‘Because I have an active and obsessive eye, I’m interested in finding as much contentment as I possibly can. In my work I create problems and then solve them in order to feel peace’ – Mark Grotjahn
‘Grotjahn’s butterflies playfully blur the once rigorous boundaries between representation and abstraction, between surface and depth, and between the conceptual and the concrete in artistic production’ - Douglas Fogle, Mark Grotjahn: The Butterfly Paintings, exh. cat., Blum and Poe, New York, 2014, p. 37.

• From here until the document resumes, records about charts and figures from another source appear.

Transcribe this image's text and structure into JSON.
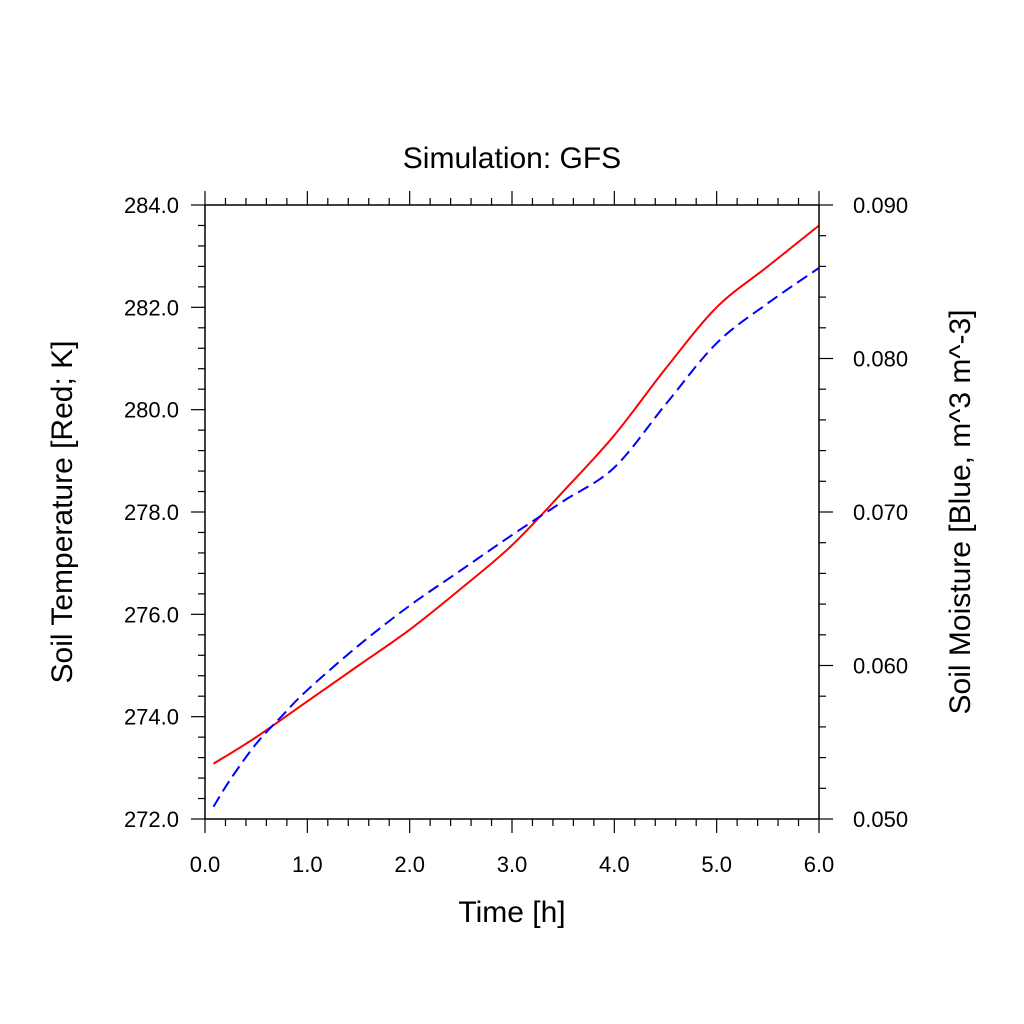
{
  "chart_data": {
    "type": "line",
    "title": "Simulation: GFS",
    "xlabel": "Time [h]",
    "ylabel_left": "Soil Temperature [Red; K]",
    "ylabel_right": "Soil Moisture [Blue, m^3 m^-3]",
    "xlim": [
      0,
      6
    ],
    "ylim_left": [
      272,
      284
    ],
    "ylim_right": [
      0.05,
      0.09
    ],
    "x_ticks": [
      {
        "value": 0,
        "label": "0.0"
      },
      {
        "value": 1,
        "label": "1.0"
      },
      {
        "value": 2,
        "label": "2.0"
      },
      {
        "value": 3,
        "label": "3.0"
      },
      {
        "value": 4,
        "label": "4.0"
      },
      {
        "value": 5,
        "label": "5.0"
      },
      {
        "value": 6,
        "label": "6.0"
      }
    ],
    "y_ticks_left": [
      {
        "value": 272,
        "label": "272.0"
      },
      {
        "value": 274,
        "label": "274.0"
      },
      {
        "value": 276,
        "label": "276.0"
      },
      {
        "value": 278,
        "label": "278.0"
      },
      {
        "value": 280,
        "label": "280.0"
      },
      {
        "value": 282,
        "label": "282.0"
      },
      {
        "value": 284,
        "label": "284.0"
      }
    ],
    "y_ticks_right": [
      {
        "value": 0.05,
        "label": "0.050"
      },
      {
        "value": 0.06,
        "label": "0.060"
      },
      {
        "value": 0.07,
        "label": "0.070"
      },
      {
        "value": 0.08,
        "label": "0.080"
      },
      {
        "value": 0.09,
        "label": "0.090"
      }
    ],
    "grid": false,
    "series": [
      {
        "axis": "left",
        "color": "#ff0000",
        "dash": "solid",
        "x": [
          0.083,
          0.5,
          1.0,
          1.5,
          2.0,
          2.5,
          3.0,
          3.5,
          4.0,
          4.5,
          5.0,
          5.5,
          6.0
        ],
        "y": [
          273.08,
          273.6,
          274.3,
          275.0,
          275.7,
          276.5,
          277.35,
          278.4,
          279.5,
          280.8,
          282.0,
          282.8,
          283.6
        ]
      },
      {
        "axis": "right",
        "color": "#0000ff",
        "dash": "dashed",
        "x": [
          0.083,
          0.25,
          0.5,
          0.75,
          1.0,
          1.5,
          2.0,
          2.5,
          3.0,
          3.5,
          4.0,
          4.5,
          5.0,
          5.5,
          6.0
        ],
        "y": [
          0.0508,
          0.0526,
          0.0549,
          0.0567,
          0.0584,
          0.0613,
          0.0639,
          0.0662,
          0.0685,
          0.0707,
          0.0729,
          0.077,
          0.081,
          0.0836,
          0.0859
        ]
      }
    ]
  }
}
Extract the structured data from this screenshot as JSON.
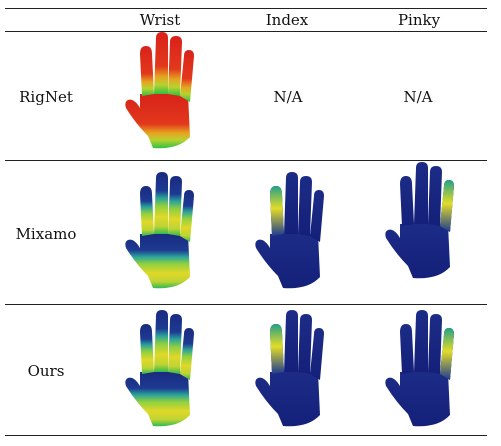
{
  "table": {
    "columns": [
      "",
      "Wrist",
      "Index",
      "Pinky"
    ],
    "rows": [
      {
        "label": "RigNet",
        "cells": [
          "wrist",
          "N/A",
          "N/A"
        ]
      },
      {
        "label": "Mixamo",
        "cells": [
          "wrist",
          "index",
          "pinky"
        ]
      },
      {
        "label": "Ours",
        "cells": [
          "wrist",
          "index",
          "pinky"
        ]
      }
    ]
  },
  "colors": {
    "navy": "#1a2a80",
    "red": "#dd2a1a",
    "yellow": "#e6e020",
    "green": "#36c23a",
    "teal": "#2aa39a",
    "lightgreen": "#9bd23a"
  }
}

Untitled (Orange and Grass Green Butterfly 45.02), 2013, beautifully exemplifies Mark Grotjahn’s adroit manipulation of perspective, drawn from his celebrated series of Butterfly drawings and paintings commenced in 2001. In these works, the artist investigates the possibilities of employing dual or multiple vanishing points, in an effort to heighten the constructed image’s intensity and convey a quasi-hallucinogenic effect. Alternating bands of orange and green that the artist has meticulously drawn with coloured pencil, Untitled (Orange and Grass Green Butterfly 45.02) meshes hard-edged spatial illusions with rich gradations of colour, conveying an image that expands and contracts simultaneously. Stretching over a metre tall, the present drawing was executed with Grotjahn’s characteristically laborious and precise method, whereby the artist’s entire body is mobilised as a tool to work through the support’s surface, processing and refining bevelled lines whilst continuing to engage with techniques of repetition and juxtaposition. The work’s destabilising effect, resulting from Grotjahn’s minutious process of creation, is typical of his Butterfly works, examples of which are held in the illustrious collections of the Museum of Modern Art, New York, and the Solomon R. Guggenheim Museum, New York.
Comprising the artist’s trademark asymmetric - yet alluringly anthropomorphic - pattern, Grotjahn’s Butterfly drawings emerged from an earlier series of three-tiered perspective canvases, which explored the hypnotic effects induced by the collision of multiple vanishing points on a single horizontal plane. In his Butterfly works, Grotjahn shifts the axes laterally, complicating the potential boundaries of perspective: ‘The butterfly came because I tried to make some horizontal three-tier perspectives; […] I made the first two tiers vertical and I pointed the perspectives towards each other…It certainly became more a painting and less a representation’ (Mark Grotjahn, in conversation with Marta Gynp, ‘Mark Grotjahn’, Zoo Magazine, no. 38, January 2013, online). Emulating the eponymous insect’s delicate, cantilevered wings – designated by green and orange striations – as if they were spreading wide and rectilinearly towards the four edges of the canvas, Untitled (Orange and Grass Green Butterfly 45.02) retains a dominant vertical vanishing point at the centre of the drawing to form the Butterfly’s skeleton. The viewer, directly included in this vertiginous experience, is made to dream and travel beyond the surface of the image, propulsed in a visual vortex that eludes the external world’s functioning parameters of space and time.
Combining myriad stylistic manifestations within his Butterfly works, Grotjahn has sourced inspiration from a number of his contemporaries to produce his trademark geometric motif. 'Grotjahn actually riffs from the whole range of abstraction’, writes Max Henry. ‘Malevich, Mark Rothko, Ad Reinhardt, Frank Stella, Brice Marden et al…Grotjahn is actively encoding references including pop psychedelic associations.’ (Max Henry, Abstract America: New Paintings & Sculpture at The Saatchi Gallery, exh. cat., The Saatchi Gallery, London, 2009-10, p. 7). Combining the attention to colour that Kazimir Malevich and Mark Rothko focused on throughout their practice, and the investigation of the drawn line that Frank Stella and Brice Marden crystalised in their work, Grotjahn conjures a unique visual syntax that unfolds myriad art historical references. The dizzyingly abstract work of Bridget Riley also comes to mind; her intricate treatment of form and colour bears striking similarities with Grotjahn’s own scrupulous compositions, the two artists succeeding in achieving explosive rhythm whilst paradoxically enabling meditative contemplation.
Carefully drawn by hand, and intricately impressed upon the paper in pencil, the present composition bears slight smudges and speckles of stray colour that originate from Grotjahn’s idiosyncratic and intimate process of creation. The entire scene is one of optically enticing fascination, meditating between the deliberate and the spontaneous. As Grotjahn explains, ‘the ”Butterfies” are fairly planned out. They’re still intuitive, but I generally know where they’re going. It’s a different kind of freedom, a different kind of expressionism’ (Mark Grotjahn, quoted in ‘Mark Grotjahn Big Nose Baby and The Moose’, Flash Art, January – February 2007, p. 84). Untitled (Orange and Grass Green Butterfly 45.02) for all its complexity and skill, serves as a lasting homage to Grotjahn’s supreme artistic vision and exquisitely skilled technical execution.